The requirement of any civilization, old or new, is energy. Alvin Toffler said First Wave societies took their energy from living batteries— human and animal muscle-power— the human power were slaves, serfs, or peasants. They also made efficient use of the sun, wind, and water. They used the forests to heat their homes and cook their food. They also used watermills and windmills to turn grindstones. Oxen pulled the plows. By the late 18th century, Europe took energy from an estimated 38 million horses and oxen. All First Wave societies took advantage of renewable power sources. The environment could be given time to replenish the forests they cut, the wind refilled ship sails, the rivers continued to turn their paddle wheels. People and animals as living batteries were essentially renewable energy.
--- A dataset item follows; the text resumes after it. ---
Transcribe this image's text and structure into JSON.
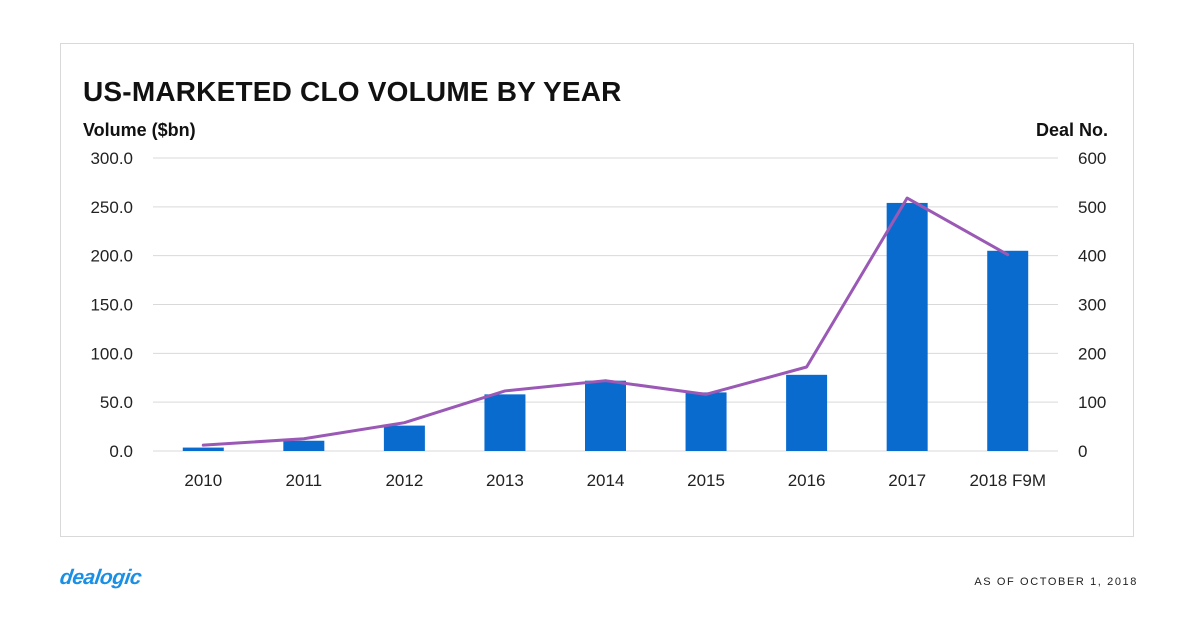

By the advent of Second Wave societies, things changed, as humans started to get their energy from non-renewable sources such as coal, gas, and oil— from fossil fuels. This radical shift started when Thomas Newcomen invented his steam engine. This meant that humanity was digging into nature’s wealth literally and figuratively rather than simply living off the interest it supplied in renewable forms.
This tapping into the earth’s energy resources provided hidden subsidization for industrial civilization, vastly hastening its economic growth. From this point onward, wherever the Second Wave industrialism went, people and nations erected industrial and economic edifices on the notion that cheap fossil fuels would be continuously obtainable. In both capitalist and communist industrial societies, in East and West, this same change has been evident— from renewable to non-renewable, from many different energy sources and fuels to a relative few. Fossil fuels established the power basis of all Second Wave societies. Our current civilization’s wealth and woes start here. Our up-and-coming Third Wave civilization calls for many different energy sources and getting off fossil fuels. We have the technology but do we have the will?